The Perfect Environment
Unfortunately, the school bus is the perfect environment for bullying. The driver must remain focused on traffic for everyone’s safety. The bus engine is loud, which means that people in one part of the bus can’t hear what is being said in another part of the bus. The children are packed in close together, and the bus ride may be long. When parents ask a driver about an incident, the driver often has no knowledge of it.
So what can be done when a child with special needs is being bullied on the bus?
1. Start a paper trail
It’s a good idea to start by talking to the school bus driver and the parents of the bully. But what if that doesn’t work? It may not be enough to speak to the bus driver and phone the school’s director of transportation.
Get the name of the bully and make sure that an incident report is filed. When my son was bullied on the bus, the driver reported it before I did. The school district’s policy stated that the privilege of busing would be denied to any student with 3 incident reports. Because the bully had been involved in incidents with other children, he was no longer permitted to ride the bus after that day. Check with your school district regarding its policies on bullying and bus discipline.
2. Go up the chain of command
Last year a good friend who lives in a different school district also learned that her child with special needs was being bullied on the bus. Several children had witnessed a girl telling her son that she was going to bring her brother’s BB gun to school and shoot him.
My friend had already reported several other incidents with the same girl to the teachers and school administrators – sometimes via e-mail, but usually in face-to-face conversation. When she approached the school principal with her concerns about her son’s safety, the principal had no recollection of the previous conversations. No incident report had ever been filed, and the principal suggested that she simply drive her son to school to avoid the girl.

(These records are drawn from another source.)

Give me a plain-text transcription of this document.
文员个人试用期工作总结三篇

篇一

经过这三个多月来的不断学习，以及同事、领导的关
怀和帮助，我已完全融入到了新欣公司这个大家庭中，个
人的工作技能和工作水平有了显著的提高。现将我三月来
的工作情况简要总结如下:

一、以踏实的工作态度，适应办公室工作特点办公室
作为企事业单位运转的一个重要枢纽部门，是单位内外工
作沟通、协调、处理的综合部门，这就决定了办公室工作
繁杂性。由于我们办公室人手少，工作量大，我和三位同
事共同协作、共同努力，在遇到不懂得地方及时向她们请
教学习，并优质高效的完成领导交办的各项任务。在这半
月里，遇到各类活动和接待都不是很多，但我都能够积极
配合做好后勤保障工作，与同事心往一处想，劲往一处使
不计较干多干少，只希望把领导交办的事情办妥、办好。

I’ve found that the most effective way to communicate with school administrators is to send a letter or e-mail simultaneously to different people who can help with the situation: the IEP case manager, the lead teacher, the social worker and the principal. When everyone gets the same information at the same time, they can respond as a team. I did this when my son was bullied on the school playground, and the response was swift and effective.
But bullying on the bus is outside the responsibility of classroom teachers, so the next step is to write to the director of transportation, the director of special education and the district superintendent.
3. Get a bus buddy
Ask your child’s teacher to identify friends who can sit with your child on the bus. My son had several volunteers who enjoyed saving a seat for him in the morning, escorting him to the bus in the afternoon and sitting with him for the ride.

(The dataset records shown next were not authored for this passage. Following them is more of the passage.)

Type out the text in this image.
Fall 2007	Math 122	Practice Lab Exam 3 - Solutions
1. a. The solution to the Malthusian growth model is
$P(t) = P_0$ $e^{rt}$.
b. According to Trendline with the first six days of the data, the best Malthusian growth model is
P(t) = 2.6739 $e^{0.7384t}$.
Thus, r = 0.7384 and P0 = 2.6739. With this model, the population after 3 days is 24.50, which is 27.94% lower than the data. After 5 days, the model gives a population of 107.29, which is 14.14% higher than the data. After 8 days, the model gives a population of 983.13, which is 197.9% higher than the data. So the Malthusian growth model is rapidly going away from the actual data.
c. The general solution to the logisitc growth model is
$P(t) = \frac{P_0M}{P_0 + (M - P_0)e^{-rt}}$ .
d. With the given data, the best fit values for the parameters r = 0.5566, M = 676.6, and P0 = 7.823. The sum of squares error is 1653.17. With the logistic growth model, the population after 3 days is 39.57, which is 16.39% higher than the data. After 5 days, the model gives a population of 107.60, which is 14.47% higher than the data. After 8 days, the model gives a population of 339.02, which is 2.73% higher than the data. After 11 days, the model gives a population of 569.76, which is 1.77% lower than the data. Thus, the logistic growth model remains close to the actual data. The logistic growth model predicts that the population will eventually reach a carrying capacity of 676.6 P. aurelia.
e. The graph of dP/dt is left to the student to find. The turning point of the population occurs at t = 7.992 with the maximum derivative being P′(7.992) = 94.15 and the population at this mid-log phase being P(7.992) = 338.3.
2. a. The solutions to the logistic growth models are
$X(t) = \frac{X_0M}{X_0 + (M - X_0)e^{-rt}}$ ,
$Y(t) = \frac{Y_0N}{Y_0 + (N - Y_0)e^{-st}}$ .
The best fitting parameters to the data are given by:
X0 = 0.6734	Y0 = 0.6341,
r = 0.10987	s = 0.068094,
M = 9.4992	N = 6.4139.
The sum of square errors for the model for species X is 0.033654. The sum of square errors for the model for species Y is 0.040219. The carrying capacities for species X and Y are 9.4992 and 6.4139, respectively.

4. Request a parapro or camera on the bus
If parent volunteers are not allowed to ride the bus as monitors, then it makes sense to provide a parapro or camera on the bus to watch the situation.
5. Educate the Students
Ask the school administration and PTA to offer anti-bullying programs, positive behavior support, peer-to-peer support and inclusion-based activities for all students. For example, Operation Nice and Scheer Genius school assembly shows offer an entertaining anti-bullying curriculum for elementary school students that can be applied throughout the school year.
6. Round up the volunteers
You can work with the school’s PTA to get parent volunteers at every bus stop on your route to check on the safety of the students.
7. If necessary, go to the hospital
If a child is showing signs of physical or sexual assault, seek medical care immediately, have the medical staff photograph the injuries and file a police report. Photographs taken at home may be rejected by the school district’s disciplinary team. If you know the name of the attacker, consider requesting an order of protection for your child at the time you file the police report.
Many parents decline medical care or documentation for their children to avoid further trauma, but without this evidence the school’s disciplinary team may be unable or unwilling to take action. Physical evidence and a signed letter from a physician are essential when the victim is nonverbal or has memory impairments.
Many students with special needs are affected by bullying at some point during their education. Having a plan of action before the bullying starts can reduce a parent’s counterproductive reactions and solve the problem quickly and efficiently.